I moved to Florida from New York last fall and honestly underestimated the written test. I'd been driving for 12 years so I figured I'd skim the handbook and be fine. Spent maybe 45 minutes on it, went in, and got 14 out of 20 wrong. They sent me home. That was embarrassing.
Second attempt I took it seriously. Spent about three evenings reading the Florida Driver's Handbook cover to cover, then used a Florida DMV Practice Test to drill questions until I was consistently hitting 90% or above. The questions I kept missing were traffic signs — I'd never learned a few of the Florida-specific ones — and right-of-way rules at uncontrolled intersections. Those show up a lot.
Passed second attempt with an 18 out of 20. The practice questions were the difference — not the handbook reading.

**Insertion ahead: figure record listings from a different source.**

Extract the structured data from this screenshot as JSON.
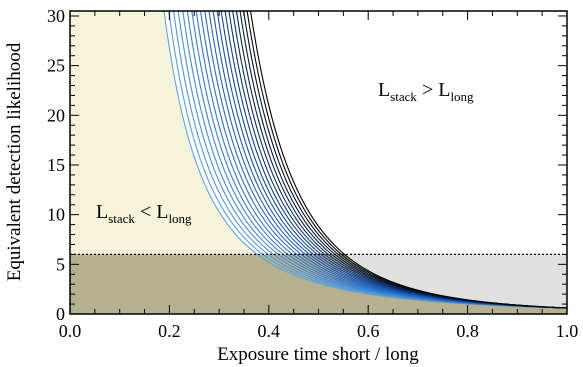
{
  "chart_data": {
    "type": "line",
    "title": "",
    "xlabel": "Exposure time short / long",
    "ylabel": "Equivalent detection likelihood",
    "xlim": [
      0.0,
      1.0
    ],
    "ylim": [
      0,
      30.5
    ],
    "x_ticks": [
      "0.0",
      "0.2",
      "0.4",
      "0.6",
      "0.8",
      "1.0"
    ],
    "y_ticks": [
      "0",
      "5",
      "10",
      "15",
      "20",
      "25",
      "30"
    ],
    "threshold": 6,
    "regions": [
      {
        "name": "L_stack < L_long",
        "color": "#f5f3da"
      },
      {
        "name": "below-threshold",
        "color": "#b5b08f"
      },
      {
        "name": "L_stack > L_long above threshold",
        "color": "#e0e0e0"
      }
    ],
    "annotations": [
      {
        "base": "L",
        "sub": "stack",
        "op": " > ",
        "base2": "L",
        "sub2": "long"
      },
      {
        "base": "L",
        "sub": "stack",
        "op": " < ",
        "base2": "L",
        "sub2": "long"
      }
    ],
    "curve_family": {
      "count": 22,
      "form": "y = 0.6 * x^(-b)",
      "b_range": [
        2.36,
        3.88
      ],
      "colors": {
        "lightest": "#5aa6e8",
        "mid": "#1a55b5",
        "darkest": "#000000"
      }
    }
  }
}
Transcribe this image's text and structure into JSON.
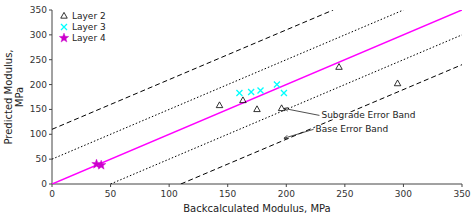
{
  "chart_data": {
    "type": "scatter",
    "xlabel": "Backcalculated Modulus, MPa",
    "ylabel": "Predicted Modulus,\nMPa",
    "xlim": [
      0,
      350
    ],
    "ylim": [
      0,
      350
    ],
    "xticks": [
      0,
      50,
      100,
      150,
      200,
      250,
      300,
      350
    ],
    "yticks": [
      0,
      50,
      100,
      150,
      200,
      250,
      300,
      350
    ],
    "grid": false,
    "legend": "upper-left",
    "series": [
      {
        "type": "line",
        "color": "#ff00ff",
        "line_style": "solid",
        "x": [
          0,
          350
        ],
        "values": [
          0,
          350
        ]
      },
      {
        "type": "line",
        "color": "black",
        "line_style": "dotted",
        "x": [
          0,
          300
        ],
        "values": [
          50,
          350
        ]
      },
      {
        "type": "line",
        "color": "black",
        "line_style": "dotted",
        "x": [
          50,
          350
        ],
        "values": [
          0,
          300
        ]
      },
      {
        "type": "line",
        "color": "black",
        "line_style": "dashed",
        "x": [
          0,
          240
        ],
        "values": [
          110,
          350
        ]
      },
      {
        "type": "line",
        "color": "black",
        "line_style": "dashed",
        "x": [
          110,
          350
        ],
        "values": [
          0,
          240
        ]
      },
      {
        "type": "scatter",
        "name": "Layer 2",
        "color": "black",
        "marker": "triangle-open",
        "x": [
          143,
          163,
          175,
          196,
          245,
          295
        ],
        "values": [
          158,
          168,
          150,
          152,
          235,
          202
        ]
      },
      {
        "type": "scatter",
        "name": "Layer 3",
        "color": "cyan",
        "marker": "x",
        "x": [
          160,
          170,
          178,
          192,
          198
        ],
        "values": [
          183,
          185,
          188,
          200,
          183
        ]
      },
      {
        "type": "scatter",
        "name": "Layer 4",
        "color": "#cc00cc",
        "marker": "star",
        "x": [
          38,
          42
        ],
        "values": [
          40,
          38
        ]
      }
    ],
    "annotations": [
      {
        "text": "Subgrade Error Band",
        "x": 198,
        "y": 152,
        "text_x": 230,
        "text_y": 138
      },
      {
        "text": "Base Error Band",
        "x": 198,
        "y": 92,
        "text_x": 225,
        "text_y": 110
      }
    ]
  }
}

Reading tells you the rules but the practice questions show you how the rules get tested, which is its own skill. Anyone moving from another state, don't assume your driving experience translates. The written test is its own thing.
Same situation — moved from Ohio and assumed I'd be fine. The road sign section got me. There are a few Florida-specific warning signs I'd genuinely never seen before. Give that section extra time.
The right-of-way questions are sneaky. They'll describe a four-way stop with specific conditions and you have to know exactly who goes first. I missed two of those on my first attempt and they're all rule-based, not intuition-based.
I passed on my first attempt but I put in about four hours total across two days. Practice questions really do matter more than just reading. You learn the tricky phrasing from them, which the actual exam uses constantly.
The school bus laws in Florida are stricter than most states and they test you on exact stopping distances and conditions. Worth memorizing that section specifically rather than just reading it once.